Ecrit par Entretien avec Isaac Ben Israël - Propos recueillis par Lise Benkemoun

Professeur, quand et comment avez-vous découvert l’intelligence artificielle ? 

 

L’idée de base est apparue dans les années 1950 quand j’étais petit. Puis je m’y suis intéressé dans le premier tiers de ma vie, lorsque je portais l’uniforme de Tsahal. Au département Recherche & Développement de l’armée, que je dirigeais, nous avons essayé de construire ce que nous appelions àl’époque de l’intelligence artificielle. Mais sincèrement ces machines n’avaient pas beaucoup de succès… Ce qui a changé la donne, c’est le développement de la puissance de calcul des ordinateurs. Cela fait moins de dix ans que cette puissance estdevenue assez importante pour qu’on puisse mettre en pratique pour de bon nos idées des années 1950. Cela fait au moins trente ans que je m’occupe d’intelligence artificielle, mais seulement dix que je le fais vraiment. 

En 2010, je suis allé « vendre » au gouvernement l’idée qu’il fallait qu’Israël soit à la pointe et devienne une grande puissance en termes de cyber technologie. J’ai donc convaincu le Premier ministre et il m’a confié une mission de taille : bâtir un programme national pour atteindre cet objectif. La National Cyber Initiative était née. La cybersécurité est une priorité, non seulement pour la défense du pays mais pour tous, car aujourd’hui tout le monde a accès aux ordinateurs.

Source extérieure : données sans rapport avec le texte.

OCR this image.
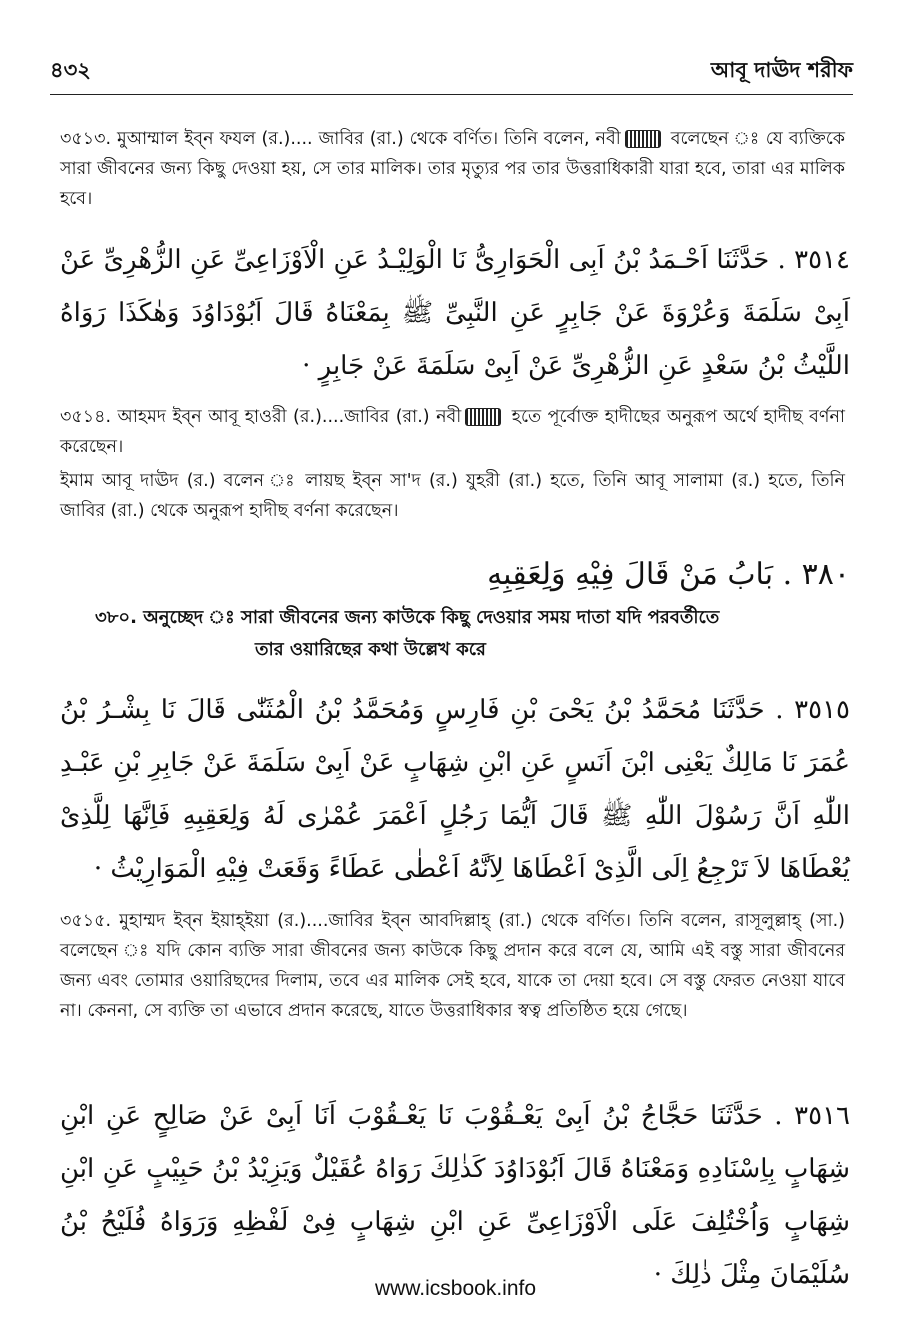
৪৩২	আবূ দাঊদ শরীফ
৩৫১৩. মুআম্মাল ইব্‌ন ফযল (র.).... জাবির (রা.) থেকে বর্ণিত। তিনি বলেন, নবী	বলেছেন ঃ যে ব্যক্তিকে সারা জীবনের জন্য কিছু দেওয়া হয়, সে তার মালিক। তার মৃত্যুর পর তার উত্তরাধিকারী যারা হবে, তারা এর মালিক হবে।
٣٥١٤ . حَدَّثَنَا اَحْـمَدُ بْنُ اَبِى الْحَوَارِىُّ نَا الْوَلِيْـدُ عَنِ الْاَوْزَاعِىِّ عَنِ الزُّهْرِىِّ عَنْ اَبِىْ سَلَمَةَ وَعُرْوَةَ عَنْ جَابِرٍ عَنِ النَّبِىِّ ﷺ بِمَعْنَاهُ قَالَ اَبُوْدَاوُدَ وَهٰكَذَا رَوَاهُ اللَّيْثُ بْنُ سَعْدٍ عَنِ الزُّهْرِىِّ عَنْ اَبِىْ سَلَمَةَ عَنْ جَابِرٍ ·
৩৫১৪. আহমদ ইব্‌ন আবূ হাওরী (র.)....জাবির (রা.) নবী	হতে পূর্বোক্ত হাদীছের অনুরূপ অর্থে হাদীছ বর্ণনা করেছেন।
ইমাম আবূ দাঊদ (র.) বলেন ঃ লায়ছ ইব্‌ন সা'দ (র.) যুহরী (রা.) হতে, তিনি আবূ সালামা (র.) হতে, তিনি জাবির (রা.) থেকে অনুরূপ হাদীছ বর্ণনা করেছেন।
٣٨٠ . بَابُ مَنْ قَالَ فِيْهِ وَلِعَقِبِهِ
৩৮০. অনুচ্ছেদ ঃ সারা জীবনের জন্য কাউকে কিছু দেওয়ার সময় দাতা যদি পরবর্তীতে
তার ওয়ারিছের কথা উল্লেখ করে
٣٥١٥ . حَدَّثَنَا مُحَمَّدُ بْنُ يَحْىَ بْنِ فَارِسٍ وَمُحَمَّدُ بْنُ الْمُثَنّٰى قَالَ نَا بِشْـرُ بْنُ عُمَرَ نَا مَالِكٌ يَعْنِى ابْنَ اَنَسٍ عَنِ ابْنِ شِهَابٍ عَنْ اَبِىْ سَلَمَةَ عَنْ جَابِرِ بْنِ عَبْـدِ اللّٰهِ اَنَّ رَسُوْلَ اللّٰهِ ﷺ قَالَ اَيُّمَا رَجُلٍ اَعْمَرَ عُمْرٰى لَهُ وَلِعَقِبِهِ فَاِنَّهَا لِلَّذِىْ يُعْطَاهَا لاَ تَرْجِعُ اِلَى الَّذِىْ اَعْطَاهَا لِاَنَّهُ اَعْطٰى عَطَاءً وَقَعَتْ فِيْهِ الْمَوَارِيْثُ ·
৩৫১৫. মুহাম্মদ ইব্‌ন ইয়াহ্ইয়া (র.)....জাবির ইব্‌ন আবদিল্লাহ্‌ (রা.) থেকে বর্ণিত। তিনি বলেন, রাসূলুল্লাহ্‌ (সা.) বলেছেন ঃ যদি কোন ব্যক্তি সারা জীবনের জন্য কাউকে কিছু প্রদান করে বলে যে, আমি এই বস্তু সারা জীবনের জন্য এবং তোমার ওয়ারিছদের দিলাম, তবে এর মালিক সেই হবে, যাকে তা দেয়া হবে। সে বস্তু ফেরত নেওয়া যাবে না। কেননা, সে ব্যক্তি তা এভাবে প্রদান করেছে, যাতে উত্তরাধিকার স্বত্ব প্রতিষ্ঠিত হয়ে গেছে।
٣٥١٦ . حَدَّثَنَا حَجَّاجُ بْنُ اَبِىْ يَعْـقُوْبَ نَا يَعْـقُوْبَ اَنَا اَبِىْ عَنْ صَالِحٍ عَنِ ابْنِ شِهَابٍ بِاِسْنَادِهِ وَمَعْنَاهُ قَالَ اَبُوْدَاوُدَ كَذٰلِكَ رَوَاهُ عُقَيْلٌ وَيَزِيْدُ بْنُ حَبِيْبٍ عَنِ ابْنِ شِهَابٍ وَاُخْتُلِفَ عَلَى الْاَوْزَاعِىِّ عَنِ ابْنِ شِهَابٍ فِىْ لَفْظِهِ وَرَوَاهُ فُلَيْحُ بْنُ سُلَيْمَانَ مِثْلَ ذٰلِكَ ·
www.icsbook.info
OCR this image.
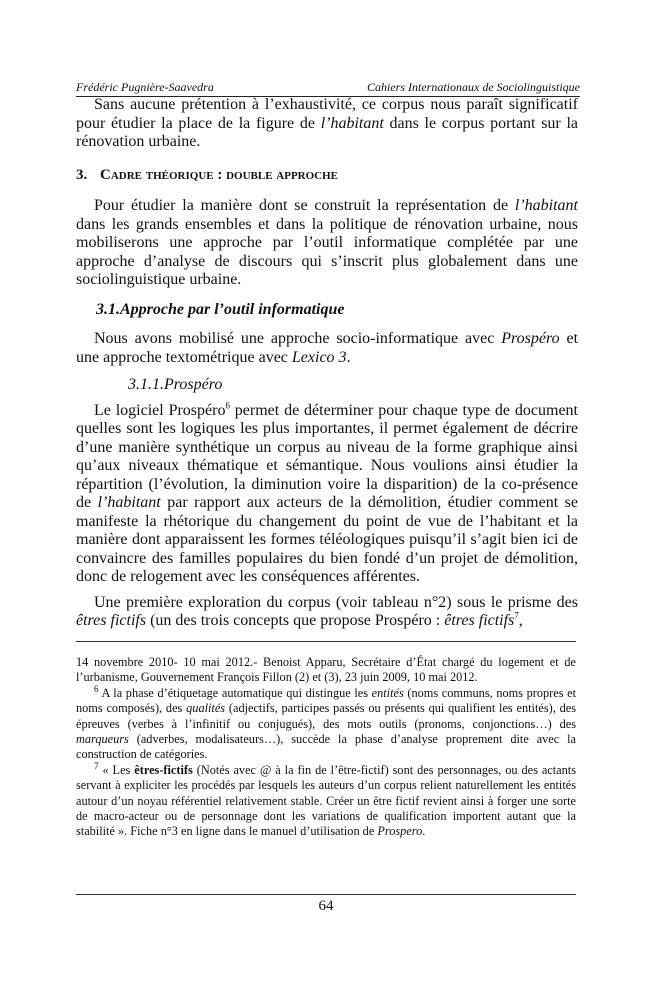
Frédéric Pugnière-Saavedra	Cahiers Internationaux de Sociolinguistique

Sans aucune prétention à l’exhaustivité, ce corpus nous paraît significatif pour étudier la place de la figure de l’habitant dans le corpus portant sur la rénovation urbaine.

3. Cadre théorique : double approche

Pour étudier la manière dont se construit la représentation de l’habitant dans les grands ensembles et dans la politique de rénovation urbaine, nous mobiliserons une approche par l’outil informatique complétée par une approche d’analyse de discours qui s’inscrit plus globalement dans une sociolinguistique urbaine.

3.1.Approche par l’outil informatique

Nous avons mobilisé une approche socio-informatique avec Prospéro et une approche textométrique avec Lexico 3.

3.1.1.Prospéro

Le logiciel Prospéro$^6$ permet de déterminer pour chaque type de document quelles sont les logiques les plus importantes, il permet également de décrire d’une manière synthétique un corpus au niveau de la forme graphique ainsi qu’aux niveaux thématique et sémantique. Nous voulions ainsi étudier la répartition (l’évolution, la diminution voire la disparition) de la co-présence de l’habitant par rapport aux acteurs de la démolition, étudier comment se manifeste la rhétorique du changement du point de vue de l’habitant et la manière dont apparaissent les formes téléologiques puisqu’il s’agit bien ici de convaincre des familles populaires du bien fondé d’un projet de démolition, donc de relogement avec les conséquences afférentes.

Une première exploration du corpus (voir tableau n°2) sous le prisme des êtres fictifs (un des trois concepts que propose Prospéro : êtres fictifs$^7$,

14 novembre 2010- 10 mai 2012.- Benoist Apparu, Secrétaire d’État chargé du logement et de l’urbanisme, Gouvernement François Fillon (2) et (3), 23 juin 2009, 10 mai 2012.

$^6$ A la phase d’étiquetage automatique qui distingue les entités (noms communs, noms propres et noms composés), des qualités (adjectifs, participes passés ou présents qui qualifient les entités), des épreuves (verbes à l’infinitif ou conjugués), des mots outils (pronoms, conjonctions…) des marqueurs (adverbes, modalisateurs…), succède la phase d’analyse proprement dite avec la construction de catégories.

$^7$ « Les êtres-fictifs (Notés avec @ à la fin de l’être-fictif) sont des personnages, ou des actants servant à expliciter les procédés par lesquels les auteurs d’un corpus relient naturellement les entités autour d’un noyau référentiel relativement stable. Créer un être fictif revient ainsi à forger une sorte de macro-acteur ou de personnage dont les variations de qualification importent autant que la stabilité ». Fiche n°3 en ligne dans le manuel d’utilisation de Prospero.

64
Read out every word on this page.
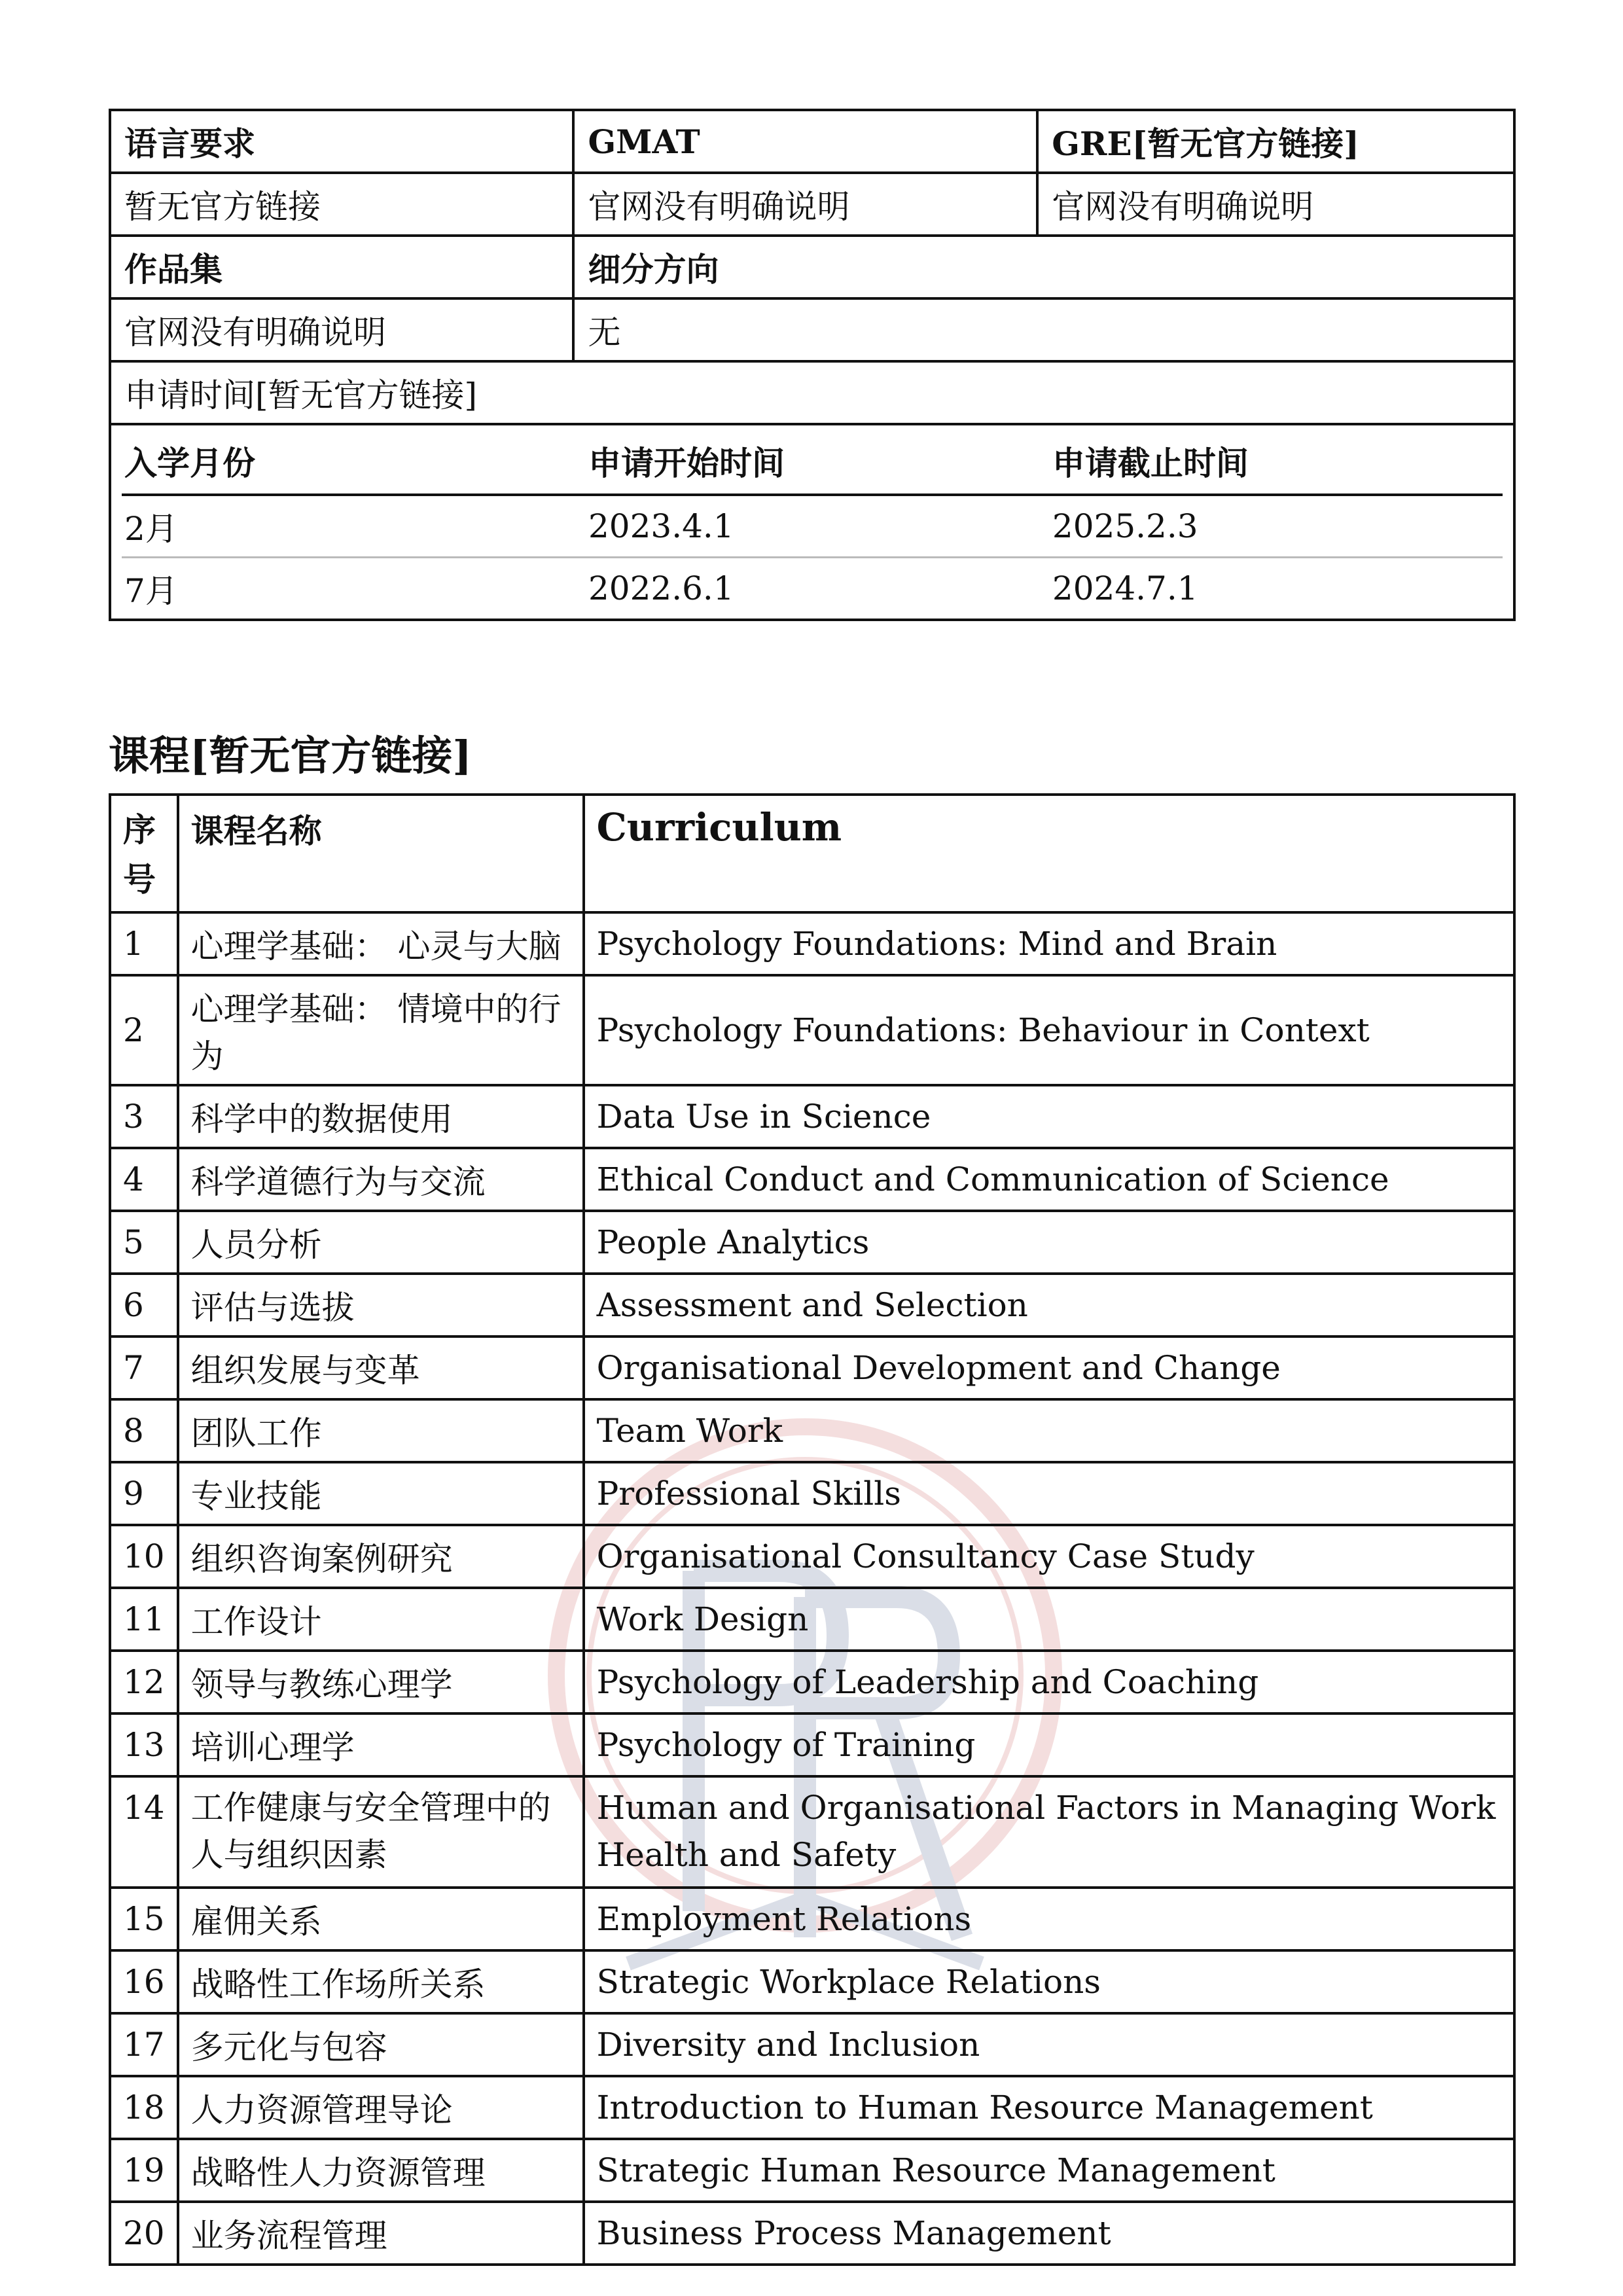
语言要求	GMAT	GRE[暂无官方链接]
暂无官方链接	官网没有明确说明	官网没有明确说明
作品集	细分方向
官网没有明确说明	无
申请时间[暂无官方链接]

入学月份	申请开始时间	申请截止时间
2月	2023.4.1	2025.2.3
7月	2022.6.1	2024.7.1
课程[暂无官方链接]
序号	课程名称	Curriculum
1	心理学基础： 心灵与大脑	Psychology Foundations: Mind and Brain
2	心理学基础： 情境中的行为	Psychology Foundations: Behaviour in Context
3	科学中的数据使用	Data Use in Science
4	科学道德行为与交流	Ethical Conduct and Communication of Science
5	人员分析	People Analytics
6	评估与选拔	Assessment and Selection
7	组织发展与变革	Organisational Development and Change
8	团队工作	Team Work
9	专业技能	Professional Skills
10	组织咨询案例研究	Organisational Consultancy Case Study
11	工作设计	Work Design
12	领导与教练心理学	Psychology of Leadership and Coaching
13	培训心理学	Psychology of Training
14	工作健康与安全管理中的人与组织因素	Human and Organisational Factors in Managing Work Health and Safety
15	雇佣关系	Employment Relations
16	战略性工作场所关系	Strategic Workplace Relations
17	多元化与包容	Diversity and Inclusion
18	人力资源管理导论	Introduction to Human Resource Management
19	战略性人力资源管理	Strategic Human Resource Management
20	业务流程管理	Business Process Management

Chaque pays, chaque individu doit sécuriser ses systèmes informatiques et ses données. J’ai donc monté une force d’intervention et on a atteint l’objectif en dix ans. Israël est bien aujourd’hui l’une des plus grandes puissances cyber du monde.

 

Quels ont été les principaux défis que vous avez dû relever ? 

 

Il existe une tension permanente entre l’efficacité de la sécurité et la protection de la vie privée. En 2010-2011 quand on a débuté, la seule manière de voir si on avait affaire à un malware (contenu malveillant, virus, etc.), c’était de piraternous-mêmes les séquences de bits, de les décoder et ensuite de regarder les contenus suspectés. Si le contenu est innocent, vous l’oubliez, vous faites comme si vous ne l’aviez pas vu. S’il est malveillant, vous tâchez de le déconnecter de tous les réseaux que vous voulez protéger. Là où ça se complique, c’est que dans une démocratie comme Israël, vous n’êtes pas autorisé à espionner vos propres citoyens. Vos ennemis, d’accord, mais pas vos compatriotes ! Pour résoudre cela, nous avons proposé deux principes de base. Le premier c’est que l’organisation qui s’occupe de la sécurité (le National Cyber Bureau) soit civile et non militaire. Qu’elle ne soit liée ni à l’armée ni aux services secrets. Parce que ce sont des institutions à qui les citoyens ne font pas confiance.

 

Avouez qu’ils n’ont pas tort… 

 

Je n’en débats pas, c’est un fait : ils n’ont pas confiance, donc il fallait faire autrement. Le second principe, c’est que l’organisation créée n’ait pas pour objectif d’attraper les méchants. Car si vous voulez les coffrer, alors la tentation de regarder le contenu des messages sera trop forte. Le but est de nettoyer les réseaux de tous les logiciels malveillants, comme un médecin. Vous êtes malade, le médecin vous soigne, c’est ça son travail. Il n’est pas toujours obligé de chercher la source de votre maladie, parfois il vous l’enlève et voilà. Ehbien c’est la même chose avec les virus informatiques. La difficulté, c’était de trouver une façon de détecter et d’éradiquer les malware sans être obligés d’espionner tout le réseau. C’est justement ce que fait très bien l’intelligence artificielle. L’ordinateur apprend le comportement normal des bits. Il regarde partout et quand les bits se comportent différemment, il détecte une anomalie et vous alerte. Sans regarder le contenu. Et quand on en est arrivés là, il y a six ou sept ans, je me suis vraiment intéressé à l’intelligence artificielle. Et me suis grandement investi dans son développement en Israël. 

 

Pourquoi un petit pays comme Israël réussit-il si bien dans ce domaine ? 

 

Justement parce que c’est un petit pays. Comme tous les pays, nous avons des qualités et des défauts. Mais la cybersécurité et l’intelligence artificielle s’adaptent parfaitement à nos qualités. Tout d’abord parce que c’est un secteur qui repose surtout sur les qualités humaines. Il n’y a pas besoin de lourdes infrastructures, d’unités de production. On a juste besoin de cerveaux. Et si on compare les pays en termes de puissance cérébrale, alors oui, nous sommes au-dessus de beaucoup. Ensuite, les investissements que vous devez faire pour créer des software (ce qui est le propre de la cybersécurité) sont relativement raisonnables. Enfin, le nombre de gens impliqués est assez réduit et le temps de développement du produit est court. Tout cela convient très bien à la taille d’Israël. 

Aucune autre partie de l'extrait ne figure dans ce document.